もともとは、石垣の上に根を張る「親木」と、石垣の下にあった「若木」の2本が並んで咲いていましたが、残念ながら若木は枯れてしまい、現在では親木1本だけがその姿をとどめています。
それでもなお、風雪に耐えながら咲き続けるその姿は、時の流れを超えて、満願寺の静かな風景に凛とした風情を添えています。
「金毘羅騒動」地域を守るための暴力団追放運動
満願寺には、近世の今治地域で実際に起きた「暴力団排除運動」の先駆けともいえる闘争の記録が残されています。それが、文久3年(1863年)に起こった「金毘羅騒動」です。
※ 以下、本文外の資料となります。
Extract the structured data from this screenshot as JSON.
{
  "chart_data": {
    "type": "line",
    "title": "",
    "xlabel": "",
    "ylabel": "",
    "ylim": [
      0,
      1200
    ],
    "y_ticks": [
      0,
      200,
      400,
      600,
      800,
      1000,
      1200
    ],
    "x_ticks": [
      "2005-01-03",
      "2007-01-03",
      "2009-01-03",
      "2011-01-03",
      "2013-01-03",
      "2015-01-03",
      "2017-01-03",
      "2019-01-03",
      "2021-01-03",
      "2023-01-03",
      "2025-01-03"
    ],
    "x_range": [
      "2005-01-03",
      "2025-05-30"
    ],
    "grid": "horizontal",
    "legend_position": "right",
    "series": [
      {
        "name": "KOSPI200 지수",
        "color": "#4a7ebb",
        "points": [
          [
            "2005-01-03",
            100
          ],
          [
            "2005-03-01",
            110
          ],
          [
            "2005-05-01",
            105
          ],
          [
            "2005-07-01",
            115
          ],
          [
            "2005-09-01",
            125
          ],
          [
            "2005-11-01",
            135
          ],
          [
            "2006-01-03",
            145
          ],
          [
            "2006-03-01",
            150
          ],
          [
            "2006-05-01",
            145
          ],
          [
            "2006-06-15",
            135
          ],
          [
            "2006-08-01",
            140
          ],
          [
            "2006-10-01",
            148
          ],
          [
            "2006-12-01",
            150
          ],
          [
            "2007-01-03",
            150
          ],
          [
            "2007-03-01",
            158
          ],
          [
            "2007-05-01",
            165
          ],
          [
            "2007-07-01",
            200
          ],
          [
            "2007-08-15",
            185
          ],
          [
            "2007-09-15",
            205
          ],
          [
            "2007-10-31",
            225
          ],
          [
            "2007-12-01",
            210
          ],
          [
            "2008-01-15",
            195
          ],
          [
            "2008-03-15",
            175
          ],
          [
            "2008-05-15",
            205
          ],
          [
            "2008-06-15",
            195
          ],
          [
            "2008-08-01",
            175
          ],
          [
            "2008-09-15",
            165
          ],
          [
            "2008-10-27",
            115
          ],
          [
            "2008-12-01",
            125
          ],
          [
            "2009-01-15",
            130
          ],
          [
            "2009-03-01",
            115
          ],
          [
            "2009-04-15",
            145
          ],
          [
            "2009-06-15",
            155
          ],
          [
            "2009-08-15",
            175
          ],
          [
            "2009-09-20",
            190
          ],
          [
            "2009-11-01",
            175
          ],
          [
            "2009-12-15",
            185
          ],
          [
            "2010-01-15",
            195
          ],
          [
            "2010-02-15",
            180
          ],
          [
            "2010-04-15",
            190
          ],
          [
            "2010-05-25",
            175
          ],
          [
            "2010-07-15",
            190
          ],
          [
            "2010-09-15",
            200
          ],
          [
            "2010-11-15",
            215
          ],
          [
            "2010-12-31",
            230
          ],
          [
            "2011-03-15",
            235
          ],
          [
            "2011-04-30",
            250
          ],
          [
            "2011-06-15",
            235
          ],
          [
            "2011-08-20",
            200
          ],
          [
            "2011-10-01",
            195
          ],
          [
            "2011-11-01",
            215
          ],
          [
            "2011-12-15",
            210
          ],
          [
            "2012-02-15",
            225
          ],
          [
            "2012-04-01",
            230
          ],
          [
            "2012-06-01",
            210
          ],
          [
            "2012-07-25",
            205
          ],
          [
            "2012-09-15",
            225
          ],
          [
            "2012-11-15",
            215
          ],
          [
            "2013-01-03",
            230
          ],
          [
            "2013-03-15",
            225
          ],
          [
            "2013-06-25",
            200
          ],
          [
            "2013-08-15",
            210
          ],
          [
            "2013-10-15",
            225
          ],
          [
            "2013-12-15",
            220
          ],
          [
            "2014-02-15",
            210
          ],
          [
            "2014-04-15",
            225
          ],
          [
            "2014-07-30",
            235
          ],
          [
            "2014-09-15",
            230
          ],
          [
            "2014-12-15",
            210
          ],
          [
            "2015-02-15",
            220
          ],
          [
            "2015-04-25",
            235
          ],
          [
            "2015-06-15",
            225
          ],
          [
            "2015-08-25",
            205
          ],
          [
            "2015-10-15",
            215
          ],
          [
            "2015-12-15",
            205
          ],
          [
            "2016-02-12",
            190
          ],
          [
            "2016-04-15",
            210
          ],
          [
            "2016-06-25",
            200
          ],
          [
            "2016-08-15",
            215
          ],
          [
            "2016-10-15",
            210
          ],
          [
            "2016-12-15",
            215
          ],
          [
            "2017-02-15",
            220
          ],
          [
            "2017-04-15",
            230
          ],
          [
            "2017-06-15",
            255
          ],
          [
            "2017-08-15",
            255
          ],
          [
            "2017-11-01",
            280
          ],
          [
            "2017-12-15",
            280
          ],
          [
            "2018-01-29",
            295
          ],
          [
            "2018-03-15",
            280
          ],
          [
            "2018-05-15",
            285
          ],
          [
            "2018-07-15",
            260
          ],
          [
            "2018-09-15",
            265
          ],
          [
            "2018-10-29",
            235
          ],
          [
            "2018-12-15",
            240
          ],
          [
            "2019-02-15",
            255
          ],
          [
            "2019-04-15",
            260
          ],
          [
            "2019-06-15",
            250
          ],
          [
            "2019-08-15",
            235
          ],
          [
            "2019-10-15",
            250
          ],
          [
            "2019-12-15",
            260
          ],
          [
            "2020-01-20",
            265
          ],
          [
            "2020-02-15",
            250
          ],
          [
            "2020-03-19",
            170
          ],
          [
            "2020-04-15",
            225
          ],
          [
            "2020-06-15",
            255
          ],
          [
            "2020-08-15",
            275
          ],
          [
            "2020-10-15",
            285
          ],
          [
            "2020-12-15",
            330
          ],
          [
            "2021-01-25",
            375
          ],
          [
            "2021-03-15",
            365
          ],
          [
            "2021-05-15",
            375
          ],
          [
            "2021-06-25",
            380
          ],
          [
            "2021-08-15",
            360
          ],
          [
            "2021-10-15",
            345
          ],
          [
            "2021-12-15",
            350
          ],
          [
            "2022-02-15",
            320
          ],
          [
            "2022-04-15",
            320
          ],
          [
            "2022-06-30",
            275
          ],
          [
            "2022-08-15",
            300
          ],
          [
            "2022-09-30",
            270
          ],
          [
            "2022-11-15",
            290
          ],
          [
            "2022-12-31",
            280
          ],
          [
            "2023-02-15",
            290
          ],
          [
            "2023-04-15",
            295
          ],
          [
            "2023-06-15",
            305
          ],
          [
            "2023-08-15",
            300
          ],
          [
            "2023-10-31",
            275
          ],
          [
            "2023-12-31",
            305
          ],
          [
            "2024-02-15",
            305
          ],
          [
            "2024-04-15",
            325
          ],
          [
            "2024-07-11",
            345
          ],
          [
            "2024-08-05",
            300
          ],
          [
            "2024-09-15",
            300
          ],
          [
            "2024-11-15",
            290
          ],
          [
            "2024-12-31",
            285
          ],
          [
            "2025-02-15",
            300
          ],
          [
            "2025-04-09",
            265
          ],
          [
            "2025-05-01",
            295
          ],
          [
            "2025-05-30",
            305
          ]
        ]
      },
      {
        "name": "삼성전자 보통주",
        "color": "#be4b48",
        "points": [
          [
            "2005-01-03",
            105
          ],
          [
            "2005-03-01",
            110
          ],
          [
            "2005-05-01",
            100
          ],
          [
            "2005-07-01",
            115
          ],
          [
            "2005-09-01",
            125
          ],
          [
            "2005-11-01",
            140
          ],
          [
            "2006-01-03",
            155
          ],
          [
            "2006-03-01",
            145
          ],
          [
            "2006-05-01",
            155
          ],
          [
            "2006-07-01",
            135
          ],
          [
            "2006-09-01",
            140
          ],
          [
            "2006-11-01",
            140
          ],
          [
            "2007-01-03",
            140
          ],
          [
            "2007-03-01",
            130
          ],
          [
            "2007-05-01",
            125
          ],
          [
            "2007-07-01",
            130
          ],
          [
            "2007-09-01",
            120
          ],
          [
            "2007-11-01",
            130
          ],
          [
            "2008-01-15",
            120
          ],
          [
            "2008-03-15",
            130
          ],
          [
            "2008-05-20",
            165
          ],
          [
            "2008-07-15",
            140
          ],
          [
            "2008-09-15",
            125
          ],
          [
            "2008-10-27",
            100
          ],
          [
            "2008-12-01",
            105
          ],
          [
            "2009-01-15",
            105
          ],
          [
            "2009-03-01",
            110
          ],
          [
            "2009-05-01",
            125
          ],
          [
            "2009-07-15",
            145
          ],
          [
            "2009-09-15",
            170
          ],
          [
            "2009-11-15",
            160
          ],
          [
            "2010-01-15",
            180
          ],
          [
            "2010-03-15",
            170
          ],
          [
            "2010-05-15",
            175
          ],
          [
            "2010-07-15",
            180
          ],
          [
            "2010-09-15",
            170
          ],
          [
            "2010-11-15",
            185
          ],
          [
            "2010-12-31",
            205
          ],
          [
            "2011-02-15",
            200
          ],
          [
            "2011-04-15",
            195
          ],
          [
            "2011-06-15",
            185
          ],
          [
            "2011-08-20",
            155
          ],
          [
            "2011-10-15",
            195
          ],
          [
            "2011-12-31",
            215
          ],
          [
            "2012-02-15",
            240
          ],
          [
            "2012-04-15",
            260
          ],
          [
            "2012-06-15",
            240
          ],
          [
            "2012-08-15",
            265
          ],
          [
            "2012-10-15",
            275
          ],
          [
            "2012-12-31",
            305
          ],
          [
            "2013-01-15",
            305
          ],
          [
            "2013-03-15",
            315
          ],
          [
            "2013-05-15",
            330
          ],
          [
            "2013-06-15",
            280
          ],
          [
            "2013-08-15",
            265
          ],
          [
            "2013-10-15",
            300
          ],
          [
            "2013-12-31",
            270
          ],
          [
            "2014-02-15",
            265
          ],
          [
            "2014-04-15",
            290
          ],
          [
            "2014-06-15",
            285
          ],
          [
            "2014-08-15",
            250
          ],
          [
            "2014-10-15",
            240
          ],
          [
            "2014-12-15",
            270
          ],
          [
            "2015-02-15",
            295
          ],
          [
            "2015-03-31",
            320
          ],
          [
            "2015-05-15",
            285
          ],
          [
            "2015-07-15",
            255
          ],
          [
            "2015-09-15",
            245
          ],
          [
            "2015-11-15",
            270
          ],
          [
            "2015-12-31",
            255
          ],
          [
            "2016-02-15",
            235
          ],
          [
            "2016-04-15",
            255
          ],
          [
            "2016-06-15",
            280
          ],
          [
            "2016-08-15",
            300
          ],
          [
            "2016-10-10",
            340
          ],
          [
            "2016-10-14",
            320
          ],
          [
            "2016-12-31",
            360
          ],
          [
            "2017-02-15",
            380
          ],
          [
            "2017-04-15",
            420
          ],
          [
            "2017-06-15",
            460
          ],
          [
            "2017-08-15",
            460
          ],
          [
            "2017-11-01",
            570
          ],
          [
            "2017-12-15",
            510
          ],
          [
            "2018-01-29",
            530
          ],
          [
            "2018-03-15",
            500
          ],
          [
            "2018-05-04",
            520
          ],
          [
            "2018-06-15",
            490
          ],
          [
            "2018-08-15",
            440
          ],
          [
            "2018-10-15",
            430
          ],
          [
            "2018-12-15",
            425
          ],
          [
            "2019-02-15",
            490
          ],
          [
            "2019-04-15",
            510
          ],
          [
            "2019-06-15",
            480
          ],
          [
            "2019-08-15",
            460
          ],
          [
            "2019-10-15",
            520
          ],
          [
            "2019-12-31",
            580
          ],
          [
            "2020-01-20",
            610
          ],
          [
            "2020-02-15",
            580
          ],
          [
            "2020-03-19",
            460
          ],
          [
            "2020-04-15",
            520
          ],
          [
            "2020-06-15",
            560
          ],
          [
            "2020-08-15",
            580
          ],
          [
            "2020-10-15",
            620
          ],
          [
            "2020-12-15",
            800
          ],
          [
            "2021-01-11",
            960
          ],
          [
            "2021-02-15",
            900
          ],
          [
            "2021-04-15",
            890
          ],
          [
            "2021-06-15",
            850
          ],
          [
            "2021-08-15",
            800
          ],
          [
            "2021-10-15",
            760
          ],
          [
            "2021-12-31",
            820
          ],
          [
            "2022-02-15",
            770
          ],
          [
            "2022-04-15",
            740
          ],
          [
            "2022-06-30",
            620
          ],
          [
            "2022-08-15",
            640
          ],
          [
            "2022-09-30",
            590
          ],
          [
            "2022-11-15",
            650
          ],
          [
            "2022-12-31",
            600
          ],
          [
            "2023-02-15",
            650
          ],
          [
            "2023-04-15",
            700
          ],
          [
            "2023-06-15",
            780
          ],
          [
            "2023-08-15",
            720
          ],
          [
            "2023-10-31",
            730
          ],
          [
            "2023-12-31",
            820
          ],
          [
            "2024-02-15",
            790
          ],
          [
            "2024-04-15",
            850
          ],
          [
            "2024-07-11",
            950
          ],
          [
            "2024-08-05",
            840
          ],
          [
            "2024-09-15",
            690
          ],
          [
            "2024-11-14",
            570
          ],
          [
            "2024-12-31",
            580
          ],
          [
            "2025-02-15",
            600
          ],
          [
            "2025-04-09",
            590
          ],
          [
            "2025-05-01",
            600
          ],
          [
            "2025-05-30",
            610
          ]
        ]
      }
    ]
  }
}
この事件は、今治藩と朝倉下村の若者たちとの間で勃発した大規模な衝突で、満願寺の境内を舞台に、地域の秩序を揺るがす一大騒乱へと発展しました。
当時、朝倉下村は幕府の直轄領(天領)であり、年に数回、旧正月・三月・十月の九日・十日には、満願寺の縁日にあわせて境内に賭博場が立ち並びました。
その数は50を超え、多くの見物客や商人でにぎわいを見せていました。
これらの「丁場(ちょうば)」と呼ばれる賭場は、村の若者たちが秩序を守りながら運営しており、村社会の一つの経済的・文化的機能を担っていたのです。
「虎ヶ獄の横暴」血の騒動とその結末
事件のきっかけは、今治藩の相撲取り「虎ケ獄」による不当な金銭徴収でした。
虎ケ獄は、筋骨隆々の体躯と地位を背景に、賭場の若者たちに力づくで場所代を要求し始めたのです。
現代で言うならば、半グレや暴力団的存在に近く、地域の秩序を無視した行為に、朝倉の若者たちは激しく反発。
口論から衝突へと発展し、やがて刀や槍も飛び交う流血沙汰となりました。
この騒動で1名が即死、3名が重傷を負うという惨事となり、事態は藩の統治に関わる重大問題として扱われるようになりました。
虎ケ獄はそのまま今治へ逃亡し、最終的に大阪で捕えられますが、24歳で獄中死を遂げます。
一方、朝倉側の若者9名も捕縛され、松山藩の北屋敷に投獄されて3年間の獄中生活を送ることになりました。
この騒動は後に「金毘羅騒動」として知られるようにり、「暴力団追放運動」として今治の歴史に残りました。